Tale posizione rimase fino alla guerra la più efficace contro l'imperialismo, anche se una critica
analitica non venne dall'inghilterra ma dalla germania, dai socialisti: essi ebbero come base
unificante la comune conoscenza di marx, ma le loro spiegazioni e integrazioni seguirono due linee
ben distinte: i revisionisti , tra i quali il più conosciuto è il tedesco Bernstein erano evoluzionisti
sociali non legati alla tesi di una rivoluzione imminente; i marxisti ortodossi rimasero invece fermi
sul dogma rivoluzionario.
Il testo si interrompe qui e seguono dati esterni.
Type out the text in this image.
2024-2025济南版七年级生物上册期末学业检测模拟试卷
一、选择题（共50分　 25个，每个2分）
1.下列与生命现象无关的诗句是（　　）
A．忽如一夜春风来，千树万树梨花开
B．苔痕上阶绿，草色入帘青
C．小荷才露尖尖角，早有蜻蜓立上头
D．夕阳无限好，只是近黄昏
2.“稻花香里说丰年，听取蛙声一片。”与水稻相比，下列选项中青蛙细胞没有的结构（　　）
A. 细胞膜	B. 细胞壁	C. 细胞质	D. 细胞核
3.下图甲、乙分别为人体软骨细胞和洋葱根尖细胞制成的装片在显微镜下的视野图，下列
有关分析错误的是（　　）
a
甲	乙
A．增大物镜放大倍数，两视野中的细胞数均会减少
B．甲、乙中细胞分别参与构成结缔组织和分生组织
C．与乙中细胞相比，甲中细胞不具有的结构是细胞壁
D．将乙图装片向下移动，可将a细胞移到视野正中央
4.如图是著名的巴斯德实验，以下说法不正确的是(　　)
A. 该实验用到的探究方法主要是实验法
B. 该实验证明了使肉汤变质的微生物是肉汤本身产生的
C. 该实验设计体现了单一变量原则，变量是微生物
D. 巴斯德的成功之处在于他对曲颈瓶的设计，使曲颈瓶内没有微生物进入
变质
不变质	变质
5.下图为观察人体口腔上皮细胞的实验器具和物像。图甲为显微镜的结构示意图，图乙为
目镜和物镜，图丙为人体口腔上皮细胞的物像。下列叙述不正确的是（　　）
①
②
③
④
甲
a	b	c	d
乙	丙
In generale si concordava insomma sul imperialismo in quanto funzione
economico politica del capitalismo, ma su questa relazione nacquero moltissime e sottili differenze
d'interpretazione, riassumibili ancora una volta in due correnti: da un lato, stabilire se il socialismo
dovesse condannare l'imperialismo nella sua totalità, dall'altro se l'imperialismo fosse davvero solo
una politica del capitalismo o se fosse in fondo parte di un processo storico inevitabile.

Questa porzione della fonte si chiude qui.